Peut-être à ce moment-là aurais-je pu lui expliquer qu’il s’agit d’autre chose, d’une autre posture que celle du professeur qui apporte un savoir à l’élève qui ne le possède pas. Il s’agit de pousser la personne à se mettre en recherche à trouver ses propres réponses et à les examiner avec le groupe.
Steeve était-il en mesure d’entendre cette explication, de ressentir le sens qu’elle avait ?
Mais sur le coup, manquant probablement d’un recul suffisant sur la situation je n’explique pas.
C’est alors que Abdou sentant Steeve en difficulté tente de voler à son secours. « Vous n’avez pas le droit de traiter les gens ainsi » proteste-t-il en s’adressant à moi, « vous les mettez dans des cases, c’est insupportable ».
Peut-on juger ?
Il est vrai que notre époque a établi une sorte de tabou « il ne faut pas juger », « il ne faut pas catégoriser ». C’est tellement tabou qu’on ne sait plus toujours pourquoi il ne faudrait pas le faire et pourquoi ne pas juger peut poser problème. Certes catégoriser à partir de préjugés pour rejeter les autres et les classer une fois pour toutes comme cela se produit par exemple dans le cas des jugements racistes, homophobes, sexistes n’indique qu’un désir de repli sur soi et ne développe aucunement la réflexion.
Mais on peut juger et catégoriser dans un autre but : donner plus de clarté, comprendre l’autre et l’aider à se comprendre lui-même.
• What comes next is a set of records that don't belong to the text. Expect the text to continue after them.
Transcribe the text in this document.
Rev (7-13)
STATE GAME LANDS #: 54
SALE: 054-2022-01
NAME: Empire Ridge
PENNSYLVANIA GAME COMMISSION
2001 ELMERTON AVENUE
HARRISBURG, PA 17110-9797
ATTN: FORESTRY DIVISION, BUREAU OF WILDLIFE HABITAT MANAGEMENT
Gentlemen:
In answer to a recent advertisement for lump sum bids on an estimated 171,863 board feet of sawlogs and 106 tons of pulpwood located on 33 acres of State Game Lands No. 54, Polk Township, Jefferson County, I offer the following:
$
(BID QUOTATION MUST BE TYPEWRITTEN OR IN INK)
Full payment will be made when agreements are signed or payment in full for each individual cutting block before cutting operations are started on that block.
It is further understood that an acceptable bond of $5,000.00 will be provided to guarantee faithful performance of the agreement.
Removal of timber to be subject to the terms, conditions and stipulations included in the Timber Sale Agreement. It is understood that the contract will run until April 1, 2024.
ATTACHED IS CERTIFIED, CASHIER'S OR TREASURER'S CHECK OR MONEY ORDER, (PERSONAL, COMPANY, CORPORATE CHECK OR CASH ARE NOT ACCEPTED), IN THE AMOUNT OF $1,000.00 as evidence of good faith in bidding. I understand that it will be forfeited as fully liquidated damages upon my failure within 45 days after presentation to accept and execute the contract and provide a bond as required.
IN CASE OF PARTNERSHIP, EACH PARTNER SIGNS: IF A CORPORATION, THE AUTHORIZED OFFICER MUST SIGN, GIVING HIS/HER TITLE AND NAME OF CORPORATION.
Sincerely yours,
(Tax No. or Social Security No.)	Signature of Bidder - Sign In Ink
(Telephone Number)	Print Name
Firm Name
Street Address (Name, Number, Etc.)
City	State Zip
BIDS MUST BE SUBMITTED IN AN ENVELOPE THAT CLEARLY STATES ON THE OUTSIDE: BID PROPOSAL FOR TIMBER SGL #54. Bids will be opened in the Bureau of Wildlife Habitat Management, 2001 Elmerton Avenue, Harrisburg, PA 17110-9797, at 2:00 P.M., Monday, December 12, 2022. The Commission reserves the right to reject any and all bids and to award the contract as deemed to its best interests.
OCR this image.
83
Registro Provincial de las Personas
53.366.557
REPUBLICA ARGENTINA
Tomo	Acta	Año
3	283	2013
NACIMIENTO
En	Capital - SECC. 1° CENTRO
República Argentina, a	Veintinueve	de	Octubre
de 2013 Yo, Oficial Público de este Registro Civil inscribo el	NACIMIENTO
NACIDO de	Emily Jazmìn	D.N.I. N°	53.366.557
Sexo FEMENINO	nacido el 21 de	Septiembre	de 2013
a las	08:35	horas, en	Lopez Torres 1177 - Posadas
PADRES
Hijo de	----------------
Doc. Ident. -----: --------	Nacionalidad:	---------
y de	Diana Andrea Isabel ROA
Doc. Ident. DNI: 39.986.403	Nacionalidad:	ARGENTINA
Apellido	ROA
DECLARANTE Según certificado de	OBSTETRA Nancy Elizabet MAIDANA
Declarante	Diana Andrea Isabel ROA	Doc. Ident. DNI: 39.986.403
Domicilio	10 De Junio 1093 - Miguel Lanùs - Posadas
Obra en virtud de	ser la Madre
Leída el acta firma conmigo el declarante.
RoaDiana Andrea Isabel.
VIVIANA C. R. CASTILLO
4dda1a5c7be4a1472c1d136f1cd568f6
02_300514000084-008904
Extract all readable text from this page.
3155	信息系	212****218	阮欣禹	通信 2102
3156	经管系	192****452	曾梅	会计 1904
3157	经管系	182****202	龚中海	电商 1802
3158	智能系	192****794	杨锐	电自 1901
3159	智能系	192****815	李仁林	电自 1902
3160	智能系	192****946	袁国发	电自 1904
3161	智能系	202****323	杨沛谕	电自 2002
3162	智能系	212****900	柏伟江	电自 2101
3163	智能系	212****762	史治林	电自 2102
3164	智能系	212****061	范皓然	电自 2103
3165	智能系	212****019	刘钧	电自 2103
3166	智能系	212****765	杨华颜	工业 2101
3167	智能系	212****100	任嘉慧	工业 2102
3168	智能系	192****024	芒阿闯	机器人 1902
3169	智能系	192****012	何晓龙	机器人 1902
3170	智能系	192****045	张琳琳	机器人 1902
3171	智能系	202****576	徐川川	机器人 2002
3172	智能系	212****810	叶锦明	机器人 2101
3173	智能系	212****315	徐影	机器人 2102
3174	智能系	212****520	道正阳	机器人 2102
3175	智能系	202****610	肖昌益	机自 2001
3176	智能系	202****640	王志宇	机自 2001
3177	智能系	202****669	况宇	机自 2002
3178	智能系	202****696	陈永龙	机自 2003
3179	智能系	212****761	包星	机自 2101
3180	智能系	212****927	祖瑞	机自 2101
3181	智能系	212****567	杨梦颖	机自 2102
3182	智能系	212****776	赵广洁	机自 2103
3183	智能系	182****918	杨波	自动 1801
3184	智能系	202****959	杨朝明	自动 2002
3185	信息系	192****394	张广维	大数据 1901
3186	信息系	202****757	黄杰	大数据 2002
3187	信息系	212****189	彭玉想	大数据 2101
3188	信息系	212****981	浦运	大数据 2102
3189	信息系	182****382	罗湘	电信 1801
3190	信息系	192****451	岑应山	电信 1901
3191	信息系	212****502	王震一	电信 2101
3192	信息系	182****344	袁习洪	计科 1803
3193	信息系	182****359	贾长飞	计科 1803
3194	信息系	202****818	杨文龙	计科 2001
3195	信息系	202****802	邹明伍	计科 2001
En outre, il n’est pas possible de ne pas juger. Nous passons notre temps à le faire, alors autant porter des jugements éclairés, étayés par des arguments quitte à en changer si nous nous rendons compte par notre investigation que nous nous trompons. Autant juger avec discernement que se contenter de préjugés comme nous le faisons souvent, tout en prétendant ne pas le faire pour nous donner bonne conscience.
Abdou lui-même vient de juger que je juge et il ne cherche pas à comprendre pourquoi je fais cela, il pense maintenant seulement à rejeter ce que je propose.
Quand je le qualifie de sauveur, il se reconnait dans ce jugement. Il dit que c’est d’ailleurs cela qui l’a conduit dans ce centre fermé. Par cette posture, il tente de se donner un rôle qui a du sens et qui pourrait faire qu’on l’apprécie. Mais il ne veut pas voir le côté également problématique du sauveur qui agit souvent à la place de l’autre et par conséquent le rend impuissant.
Au bout d’un moment, les deux leaders du groupe finissent par prendre moins de place, ils ne peuvent plus jouer leur rôle habituel, alors ils se renfrognent.
Apprendre à se connaître
J’en profite pour donner la parole aux autres qui jusqu’ici ont plutôt été spectateurs. Je pose la question : quelqu’un comprend-il ce que nous faisons ? Christopher propose que nous sommes en train d’apprendre à mieux nous connaître. C’est en effet exactement la démarche socratique que je propose.
Je demande : quel est l’intérêt d’apprendre à mieux se connaitre ?
Nacer veut proposer une idée, je me rends compte qu’il a des difficultés d’élocution. Les leaders aussitôt commencent à pouffer de rire, mais Nacer se lance. Il bafouille nous essayons de comprendre les raisons de ce bafouillement. Il semble que ses pensées aillent trop vite dans sa tête. Je propose à Nacer de prendre son temps. Il le fait, il joue le jeu, il est intéressé pour se comprendre lui-même et comprendre les autres. Il propose l’idée que si on se comprend soi-même alors on peut avancer dans sa vie, sinon on fait du sur place.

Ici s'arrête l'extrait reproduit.